Hello,

I'm trying to knock up some core multi-precision math asm routines for a G4 (32-bit Apple mac) processor and I'm stuck on the divide/mod algorithm.

I've written one that does shifting and subtraction but it's slower than the algorithm used by GMP and I'm trying to work out how that works. If you've ever seen the source to GMP it's not that easy to work out.

I think the algorithm works something like this for a 32-bit machine:-

1. Get the most significant 16-bits of the divisor. Keep a note of how many bits you had to shift left/right to get this. Add one to it. (You want to make sure that the values from the successive divides, when multiplied by the original divisor, are less than the original number).

Take the number to be divided and find the most significant 32-bits, store this one register and keep note of how many left shifts were needed to get a 1 in the most significant bit.

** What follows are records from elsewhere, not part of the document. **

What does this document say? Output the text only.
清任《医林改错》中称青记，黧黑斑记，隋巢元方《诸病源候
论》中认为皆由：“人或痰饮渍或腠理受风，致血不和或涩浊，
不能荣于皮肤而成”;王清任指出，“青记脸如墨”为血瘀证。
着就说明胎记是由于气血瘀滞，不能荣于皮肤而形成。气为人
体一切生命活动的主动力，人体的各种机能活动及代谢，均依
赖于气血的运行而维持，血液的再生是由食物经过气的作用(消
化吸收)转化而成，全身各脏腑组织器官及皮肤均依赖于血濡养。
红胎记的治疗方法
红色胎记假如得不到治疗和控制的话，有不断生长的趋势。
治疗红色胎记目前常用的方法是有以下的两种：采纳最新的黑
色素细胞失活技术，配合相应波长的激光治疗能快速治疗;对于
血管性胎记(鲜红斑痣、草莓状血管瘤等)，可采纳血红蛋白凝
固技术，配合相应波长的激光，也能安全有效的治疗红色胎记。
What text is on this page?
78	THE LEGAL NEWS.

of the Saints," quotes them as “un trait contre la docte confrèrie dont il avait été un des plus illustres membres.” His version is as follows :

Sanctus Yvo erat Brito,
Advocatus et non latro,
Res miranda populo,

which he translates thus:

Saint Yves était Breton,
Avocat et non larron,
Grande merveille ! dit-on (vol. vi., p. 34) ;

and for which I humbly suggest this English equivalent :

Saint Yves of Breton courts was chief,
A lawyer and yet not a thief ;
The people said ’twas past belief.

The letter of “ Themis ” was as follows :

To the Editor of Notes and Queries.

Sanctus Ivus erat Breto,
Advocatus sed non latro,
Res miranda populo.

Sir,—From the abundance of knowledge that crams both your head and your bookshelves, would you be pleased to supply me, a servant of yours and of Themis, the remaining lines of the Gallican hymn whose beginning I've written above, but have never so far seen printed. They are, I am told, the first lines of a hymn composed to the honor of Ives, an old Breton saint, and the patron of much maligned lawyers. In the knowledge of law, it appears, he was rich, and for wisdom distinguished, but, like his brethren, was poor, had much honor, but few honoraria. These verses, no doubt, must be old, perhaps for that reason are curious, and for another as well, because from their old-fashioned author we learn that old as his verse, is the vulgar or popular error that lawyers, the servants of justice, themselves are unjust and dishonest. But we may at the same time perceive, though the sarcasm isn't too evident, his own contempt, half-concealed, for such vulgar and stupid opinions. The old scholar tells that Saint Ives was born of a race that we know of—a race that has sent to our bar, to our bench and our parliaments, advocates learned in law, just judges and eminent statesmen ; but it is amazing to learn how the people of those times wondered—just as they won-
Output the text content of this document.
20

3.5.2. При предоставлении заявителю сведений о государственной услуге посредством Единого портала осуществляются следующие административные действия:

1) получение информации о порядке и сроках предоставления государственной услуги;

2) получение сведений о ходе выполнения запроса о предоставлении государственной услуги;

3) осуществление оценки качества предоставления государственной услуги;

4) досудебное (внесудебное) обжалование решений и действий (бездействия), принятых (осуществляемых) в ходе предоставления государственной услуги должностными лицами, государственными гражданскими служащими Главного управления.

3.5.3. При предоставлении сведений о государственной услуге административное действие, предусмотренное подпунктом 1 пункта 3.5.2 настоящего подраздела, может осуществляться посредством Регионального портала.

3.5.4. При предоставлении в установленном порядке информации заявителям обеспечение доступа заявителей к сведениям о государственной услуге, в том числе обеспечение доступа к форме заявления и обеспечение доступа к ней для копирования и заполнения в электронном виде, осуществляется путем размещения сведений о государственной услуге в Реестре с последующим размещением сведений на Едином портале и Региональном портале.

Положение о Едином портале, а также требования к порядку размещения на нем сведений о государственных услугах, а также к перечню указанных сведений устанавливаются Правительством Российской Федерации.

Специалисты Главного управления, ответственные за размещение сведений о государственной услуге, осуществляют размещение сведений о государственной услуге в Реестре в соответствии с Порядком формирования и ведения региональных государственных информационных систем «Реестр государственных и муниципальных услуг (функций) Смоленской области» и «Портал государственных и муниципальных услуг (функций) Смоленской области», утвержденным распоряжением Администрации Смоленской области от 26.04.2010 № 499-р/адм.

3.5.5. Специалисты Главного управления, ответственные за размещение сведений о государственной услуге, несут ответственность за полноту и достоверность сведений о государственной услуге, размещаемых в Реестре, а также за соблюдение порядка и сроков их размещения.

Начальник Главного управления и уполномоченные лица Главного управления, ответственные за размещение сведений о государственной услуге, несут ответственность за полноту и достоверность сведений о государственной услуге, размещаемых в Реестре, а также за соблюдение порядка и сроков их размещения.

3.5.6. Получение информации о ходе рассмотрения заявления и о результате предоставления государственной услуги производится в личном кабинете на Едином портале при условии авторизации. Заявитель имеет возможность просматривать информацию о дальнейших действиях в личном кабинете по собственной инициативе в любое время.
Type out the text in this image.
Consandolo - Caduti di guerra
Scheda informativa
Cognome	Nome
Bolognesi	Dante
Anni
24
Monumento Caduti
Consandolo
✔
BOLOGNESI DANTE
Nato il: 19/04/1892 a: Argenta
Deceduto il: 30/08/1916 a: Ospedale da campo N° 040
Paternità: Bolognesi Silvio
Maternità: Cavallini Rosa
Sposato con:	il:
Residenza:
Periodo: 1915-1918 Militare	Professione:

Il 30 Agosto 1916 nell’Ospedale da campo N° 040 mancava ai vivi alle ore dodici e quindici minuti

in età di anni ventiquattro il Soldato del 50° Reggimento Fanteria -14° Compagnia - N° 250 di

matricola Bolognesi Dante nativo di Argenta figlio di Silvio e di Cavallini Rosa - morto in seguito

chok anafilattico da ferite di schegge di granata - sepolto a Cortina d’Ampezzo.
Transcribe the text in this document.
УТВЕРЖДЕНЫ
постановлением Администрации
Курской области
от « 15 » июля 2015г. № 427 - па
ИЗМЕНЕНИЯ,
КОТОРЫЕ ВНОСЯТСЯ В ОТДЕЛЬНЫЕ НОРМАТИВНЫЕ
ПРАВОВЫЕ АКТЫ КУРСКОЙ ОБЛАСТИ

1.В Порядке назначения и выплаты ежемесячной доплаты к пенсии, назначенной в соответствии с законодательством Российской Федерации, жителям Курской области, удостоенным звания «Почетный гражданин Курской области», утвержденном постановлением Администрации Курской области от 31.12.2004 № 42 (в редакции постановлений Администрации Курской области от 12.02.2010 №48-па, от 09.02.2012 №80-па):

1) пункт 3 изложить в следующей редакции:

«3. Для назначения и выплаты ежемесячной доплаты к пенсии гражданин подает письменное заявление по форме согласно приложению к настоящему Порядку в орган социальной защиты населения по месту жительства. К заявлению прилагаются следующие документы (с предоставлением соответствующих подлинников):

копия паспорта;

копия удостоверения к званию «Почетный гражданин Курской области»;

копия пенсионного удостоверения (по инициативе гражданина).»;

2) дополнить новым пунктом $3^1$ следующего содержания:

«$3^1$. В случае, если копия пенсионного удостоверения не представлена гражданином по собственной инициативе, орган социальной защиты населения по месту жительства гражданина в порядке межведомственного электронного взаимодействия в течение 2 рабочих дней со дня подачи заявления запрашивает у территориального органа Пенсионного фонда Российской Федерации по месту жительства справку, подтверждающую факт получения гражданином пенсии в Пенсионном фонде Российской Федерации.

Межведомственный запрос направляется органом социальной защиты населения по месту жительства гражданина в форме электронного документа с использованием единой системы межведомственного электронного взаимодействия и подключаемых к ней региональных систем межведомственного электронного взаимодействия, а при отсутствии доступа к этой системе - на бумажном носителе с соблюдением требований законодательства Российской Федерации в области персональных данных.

Divide this number by the top 16 bits of the divisor.

Multiply this result by the original divisor. Making sure you use a multiply routine that is specifically coded for smaller operands. Why use a 64x64=128 bit routine when you know you'll be doing 32x64=96 bits.

Shift the number up by the appropriate number of bits (until it is slightly less than the current number).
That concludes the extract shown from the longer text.